2.3 A Sr.ª Juíza que proferiu a decisão que é objecto do recurso pronunciou-se nos termos do artigo 617.º, n.º 1, do Código de Processo Civil, na redacção actualmente vigente, resultante da Lei n.º 41/2013, de 26 de Junho, afirmando que a sentença recorrida não padece da invocada nulidade por omissão de pronúncia, prevista na primeira parte da alínea d) do n.º 1 do artigo 615.º.
3. Colhidos os vistos legais e na ausência de fundamento que obste ao conhecimento do recurso, cumpre apreciar e decidir.
As conclusões formuladas pelo apelante definem a matéria que é objecto de recurso e que cabe aqui precisar, traduzindo-se nas seguintes questões:
● Determinar se a decisão recorrida está ferida de nulidade.
● A pretensa ilegitimidade passiva do demandado/recorrente.
● A alegada incompetência material para a apreciação do incidente de prestação de caução.
● A falta de verificação dos pressupostos em que assenta a pretensão dos requerentes, com alegada violação, na decisão recorrida, do disposto nos artigos 128.º, 50.º, 90.º, 219.º e 233.º, n.º 1 alínea b), todos do CIRE.
II)
Fundamentação
1. Com relevância, importa considerar os seguintes factos que resultam do acordo das partes e dos documentos que integram os autos:
a) Os requerentes intentaram no Tribunal Judicial da comarca de Armamar uma acção declarativa com processo ordinário, que corre seus termos sob o n.º 95/08.9TBAMM, contra D…, peticionando a condenação desta a pagar-lhes, a título de indemnização por danos patrimoniais e não patrimoniais, a quantia de 237.607,00 euros, acrescida de juros de mora à taxa legal de 4% ao ano contados desde a citação até integral pagamento, reportando-se a factos ocorridos em 2004 e que os requerentes consideram configurar actuação negligente da ré.

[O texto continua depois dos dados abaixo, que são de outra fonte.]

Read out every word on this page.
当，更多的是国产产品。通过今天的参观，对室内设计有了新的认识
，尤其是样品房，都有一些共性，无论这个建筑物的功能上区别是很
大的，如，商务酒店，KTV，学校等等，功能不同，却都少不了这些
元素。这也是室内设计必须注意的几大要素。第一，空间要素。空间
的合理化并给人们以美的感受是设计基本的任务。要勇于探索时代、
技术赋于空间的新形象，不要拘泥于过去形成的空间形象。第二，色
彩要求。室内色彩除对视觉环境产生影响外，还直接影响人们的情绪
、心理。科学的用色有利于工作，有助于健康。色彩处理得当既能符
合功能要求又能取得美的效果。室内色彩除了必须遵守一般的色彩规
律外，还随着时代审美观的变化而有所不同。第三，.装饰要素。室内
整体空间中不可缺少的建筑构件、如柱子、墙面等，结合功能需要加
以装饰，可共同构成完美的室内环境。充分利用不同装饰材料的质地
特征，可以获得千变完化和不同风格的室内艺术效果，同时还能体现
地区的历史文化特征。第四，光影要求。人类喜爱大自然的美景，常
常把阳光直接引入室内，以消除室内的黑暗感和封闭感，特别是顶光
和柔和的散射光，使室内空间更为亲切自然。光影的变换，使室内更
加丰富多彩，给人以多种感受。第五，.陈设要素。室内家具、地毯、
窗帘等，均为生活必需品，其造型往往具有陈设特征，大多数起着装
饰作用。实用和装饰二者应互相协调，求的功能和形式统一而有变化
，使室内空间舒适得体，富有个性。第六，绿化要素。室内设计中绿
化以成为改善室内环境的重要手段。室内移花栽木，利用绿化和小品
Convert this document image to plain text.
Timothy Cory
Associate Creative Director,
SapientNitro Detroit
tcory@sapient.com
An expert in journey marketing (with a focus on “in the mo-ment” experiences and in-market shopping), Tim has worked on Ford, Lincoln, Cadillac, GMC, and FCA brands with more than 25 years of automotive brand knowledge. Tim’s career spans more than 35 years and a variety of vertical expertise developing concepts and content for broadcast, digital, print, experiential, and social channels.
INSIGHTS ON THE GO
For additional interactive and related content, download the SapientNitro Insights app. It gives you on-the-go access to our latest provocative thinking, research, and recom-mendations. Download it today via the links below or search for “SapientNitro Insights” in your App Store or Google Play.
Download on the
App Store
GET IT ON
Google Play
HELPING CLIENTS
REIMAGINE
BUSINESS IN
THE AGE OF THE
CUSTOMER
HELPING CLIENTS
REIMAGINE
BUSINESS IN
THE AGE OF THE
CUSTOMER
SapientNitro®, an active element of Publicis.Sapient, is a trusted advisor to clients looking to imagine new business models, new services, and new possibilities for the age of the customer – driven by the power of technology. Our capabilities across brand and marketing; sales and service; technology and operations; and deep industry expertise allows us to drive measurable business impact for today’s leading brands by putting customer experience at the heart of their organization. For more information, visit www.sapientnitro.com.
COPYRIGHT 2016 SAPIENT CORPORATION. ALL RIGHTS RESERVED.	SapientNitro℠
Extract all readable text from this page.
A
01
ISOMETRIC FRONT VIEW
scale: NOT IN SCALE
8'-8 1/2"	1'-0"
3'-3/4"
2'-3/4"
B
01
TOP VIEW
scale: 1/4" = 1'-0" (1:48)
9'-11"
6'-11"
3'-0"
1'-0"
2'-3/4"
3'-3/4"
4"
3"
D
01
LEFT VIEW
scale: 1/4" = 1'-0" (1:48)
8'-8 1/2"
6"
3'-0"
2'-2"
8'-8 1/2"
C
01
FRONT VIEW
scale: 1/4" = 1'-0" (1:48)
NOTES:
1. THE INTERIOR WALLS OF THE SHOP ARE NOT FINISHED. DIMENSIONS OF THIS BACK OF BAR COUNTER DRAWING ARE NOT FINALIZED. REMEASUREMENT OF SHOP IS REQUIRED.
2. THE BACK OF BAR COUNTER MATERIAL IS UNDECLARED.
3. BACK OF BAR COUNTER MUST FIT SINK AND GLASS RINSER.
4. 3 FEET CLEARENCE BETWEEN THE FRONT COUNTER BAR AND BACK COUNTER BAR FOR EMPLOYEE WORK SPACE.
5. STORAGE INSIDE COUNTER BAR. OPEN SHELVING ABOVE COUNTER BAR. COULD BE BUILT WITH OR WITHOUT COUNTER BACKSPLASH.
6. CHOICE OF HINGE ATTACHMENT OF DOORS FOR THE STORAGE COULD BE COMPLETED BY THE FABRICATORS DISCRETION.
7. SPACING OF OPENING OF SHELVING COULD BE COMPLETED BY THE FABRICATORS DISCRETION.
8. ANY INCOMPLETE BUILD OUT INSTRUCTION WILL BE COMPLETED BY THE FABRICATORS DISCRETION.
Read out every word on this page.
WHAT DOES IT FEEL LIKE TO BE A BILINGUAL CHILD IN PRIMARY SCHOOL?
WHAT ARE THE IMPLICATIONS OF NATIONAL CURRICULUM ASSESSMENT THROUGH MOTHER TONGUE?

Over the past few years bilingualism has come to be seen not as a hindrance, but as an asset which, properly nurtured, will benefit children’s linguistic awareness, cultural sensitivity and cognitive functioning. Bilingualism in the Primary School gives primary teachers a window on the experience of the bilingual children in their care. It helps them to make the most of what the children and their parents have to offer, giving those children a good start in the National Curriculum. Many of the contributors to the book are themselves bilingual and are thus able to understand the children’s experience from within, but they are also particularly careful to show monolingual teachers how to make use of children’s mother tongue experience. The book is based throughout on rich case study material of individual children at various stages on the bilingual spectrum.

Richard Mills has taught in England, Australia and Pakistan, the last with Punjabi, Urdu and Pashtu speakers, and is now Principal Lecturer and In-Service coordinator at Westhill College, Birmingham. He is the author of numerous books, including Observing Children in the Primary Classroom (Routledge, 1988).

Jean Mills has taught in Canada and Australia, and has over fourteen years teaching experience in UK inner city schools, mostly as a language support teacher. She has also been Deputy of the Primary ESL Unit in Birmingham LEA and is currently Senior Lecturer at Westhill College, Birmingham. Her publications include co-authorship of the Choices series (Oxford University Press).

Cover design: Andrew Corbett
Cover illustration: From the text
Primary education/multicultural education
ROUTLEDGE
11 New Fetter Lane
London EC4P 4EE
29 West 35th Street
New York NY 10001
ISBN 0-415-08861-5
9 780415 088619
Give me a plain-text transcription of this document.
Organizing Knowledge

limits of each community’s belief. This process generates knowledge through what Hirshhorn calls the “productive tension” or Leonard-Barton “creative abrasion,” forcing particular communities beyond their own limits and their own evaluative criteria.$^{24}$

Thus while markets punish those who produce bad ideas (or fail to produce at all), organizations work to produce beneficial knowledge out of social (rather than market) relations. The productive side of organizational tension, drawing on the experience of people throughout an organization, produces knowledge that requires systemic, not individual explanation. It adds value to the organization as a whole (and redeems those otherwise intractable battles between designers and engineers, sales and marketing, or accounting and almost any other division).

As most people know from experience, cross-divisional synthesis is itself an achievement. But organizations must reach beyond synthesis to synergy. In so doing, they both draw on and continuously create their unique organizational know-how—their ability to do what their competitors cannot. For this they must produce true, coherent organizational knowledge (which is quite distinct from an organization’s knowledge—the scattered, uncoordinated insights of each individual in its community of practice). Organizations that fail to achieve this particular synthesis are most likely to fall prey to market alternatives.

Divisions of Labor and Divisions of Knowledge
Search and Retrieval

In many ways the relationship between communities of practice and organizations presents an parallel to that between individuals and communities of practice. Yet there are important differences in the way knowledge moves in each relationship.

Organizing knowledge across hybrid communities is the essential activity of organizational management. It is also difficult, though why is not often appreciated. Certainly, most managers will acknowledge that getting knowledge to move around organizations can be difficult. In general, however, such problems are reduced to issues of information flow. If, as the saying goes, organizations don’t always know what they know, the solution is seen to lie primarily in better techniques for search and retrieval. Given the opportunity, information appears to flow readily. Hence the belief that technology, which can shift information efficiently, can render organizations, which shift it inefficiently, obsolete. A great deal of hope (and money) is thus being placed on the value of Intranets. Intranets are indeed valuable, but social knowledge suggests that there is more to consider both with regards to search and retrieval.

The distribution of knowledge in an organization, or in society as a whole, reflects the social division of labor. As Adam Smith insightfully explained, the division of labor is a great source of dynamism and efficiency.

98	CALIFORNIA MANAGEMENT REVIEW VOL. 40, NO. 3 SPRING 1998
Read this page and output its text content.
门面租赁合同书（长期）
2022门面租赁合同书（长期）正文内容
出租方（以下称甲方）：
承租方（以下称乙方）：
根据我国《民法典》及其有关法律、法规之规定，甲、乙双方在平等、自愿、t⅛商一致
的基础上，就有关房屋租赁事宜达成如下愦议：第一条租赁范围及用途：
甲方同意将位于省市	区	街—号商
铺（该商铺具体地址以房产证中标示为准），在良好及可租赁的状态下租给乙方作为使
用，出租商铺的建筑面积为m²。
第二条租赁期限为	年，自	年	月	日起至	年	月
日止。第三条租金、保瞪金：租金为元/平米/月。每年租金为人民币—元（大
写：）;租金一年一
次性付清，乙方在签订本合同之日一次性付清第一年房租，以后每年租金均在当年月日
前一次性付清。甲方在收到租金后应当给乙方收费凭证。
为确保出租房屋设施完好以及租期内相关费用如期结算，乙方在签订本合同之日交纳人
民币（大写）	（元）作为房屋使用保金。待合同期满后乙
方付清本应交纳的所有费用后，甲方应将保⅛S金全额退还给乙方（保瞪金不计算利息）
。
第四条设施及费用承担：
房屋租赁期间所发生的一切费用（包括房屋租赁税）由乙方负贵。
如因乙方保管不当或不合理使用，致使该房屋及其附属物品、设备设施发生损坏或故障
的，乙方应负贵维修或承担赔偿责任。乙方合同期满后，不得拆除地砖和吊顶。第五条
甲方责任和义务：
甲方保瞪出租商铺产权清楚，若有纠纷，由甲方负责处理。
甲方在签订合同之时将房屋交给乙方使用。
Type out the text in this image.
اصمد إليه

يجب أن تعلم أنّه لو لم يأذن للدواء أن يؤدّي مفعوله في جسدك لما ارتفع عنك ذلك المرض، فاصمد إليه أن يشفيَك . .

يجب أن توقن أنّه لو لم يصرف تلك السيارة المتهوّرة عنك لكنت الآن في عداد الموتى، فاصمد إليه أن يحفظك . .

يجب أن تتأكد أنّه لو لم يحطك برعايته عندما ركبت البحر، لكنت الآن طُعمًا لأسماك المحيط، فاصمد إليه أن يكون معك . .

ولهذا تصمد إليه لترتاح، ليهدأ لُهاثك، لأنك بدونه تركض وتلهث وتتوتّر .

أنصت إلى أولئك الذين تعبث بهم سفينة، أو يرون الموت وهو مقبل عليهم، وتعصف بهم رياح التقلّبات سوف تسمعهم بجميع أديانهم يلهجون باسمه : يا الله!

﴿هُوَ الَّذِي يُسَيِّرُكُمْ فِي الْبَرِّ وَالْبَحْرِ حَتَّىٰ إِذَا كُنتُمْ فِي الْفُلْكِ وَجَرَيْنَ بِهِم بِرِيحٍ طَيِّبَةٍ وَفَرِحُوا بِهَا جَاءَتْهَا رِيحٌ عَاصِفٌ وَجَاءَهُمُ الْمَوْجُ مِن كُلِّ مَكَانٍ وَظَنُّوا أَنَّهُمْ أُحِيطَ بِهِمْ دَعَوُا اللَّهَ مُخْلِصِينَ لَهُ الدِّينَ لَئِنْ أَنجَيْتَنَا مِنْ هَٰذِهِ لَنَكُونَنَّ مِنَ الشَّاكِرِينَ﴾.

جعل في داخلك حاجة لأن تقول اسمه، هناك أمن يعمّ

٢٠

b) Tal acção encontrava-se, em 28 de Maio de 2013 (data em que foi instaurado o presente procedimento de prestação de caução), no Supremo Tribunal de Justiça, em recurso de revista excepcional, admitido por decisão de 24 de Abril de 2013, conforme teor de fls. 10 verso a 15 verso.
c) Na pendência daquela acção ordinária n.º 95/08.9TBAMM foi instaurado o processo de insolvência n.º 106/11.0TBAMM, sendo insolvente o aludido D….
d) Já em fase de recurso, e para prosseguir os ulteriores termos da acção, a massa insolvente, através do Sr. Administrador da Insolvência – E… – mandatou advogada para a representar naquela acção (acção ordinária n.º 95/08.9TBAMM).
e) No âmbito do processo de insolvência n.º 106/11.0TBAMM, em 14 de Março de 2013, foi proferida sentença que, nos termos do artigo 214.º do CIRE, homologou o plano de insolvência, com restrição quanto a créditos da titularidade da Fazenda Nacional ou Segurança Social, a qual transitou em julgado em 2 de Abril de 2013, nos termos documentados a fls. 50 e 51 e 52 verso.
f) Em 3 de Maio de 2013 foi proferida decisão que:
- Tendo em conta que “transitou em julgado a decisão de homologação do plano de insolvência que comporta um saneamento por transmissão”, declarou encerrado o processo de insolvência, nos termos do disposto no artigo 230.º, n.º 1, alínea b), do CIRE;
- E que, “em face da decisão de encerramento proferida e porquanto o plano da insolvência não atribui quaisquer funções ao Ex.mo AI, nos termos do artigo 233.º, n.º 1, b), do CIRE”, declarou cessadas as atribuições do administrador de insolvência nos aludidos autos, “sem prejuízo do dever de apresentação de contas” – teor de fls. 52.
g) Esta decisão foi notificada a todos os mandatários constituídos no âmbito do aludido processo de insolvência, por ofício expedido em 6 de Maio de 2013 (teor de fls. 79 a 82).
h) Em 28 de Maio de 2013, tendo tomado conhecimento da prolação da aludida decisão de encerramento do processo de insolvência, os requerentes, por apenso a este processo de insolvência e invocando o disposto nos artigos 219.º do CIRE e 981.º e seguintes do Código de Processo Civil, vieram instaurar o presente procedimento, requerendo contra E…, na qualidade de Administrador de Insolvência no âmbito do aludido processo de insolvência, a prestação de caução para garantia da quantia de 237.607,00 euros e juros à taxa legal de 4% ao ano contados desde a citação relativamente à dívida litigiosa da insolvente D…, na aludida acção n.º 95/08.9TBAMM.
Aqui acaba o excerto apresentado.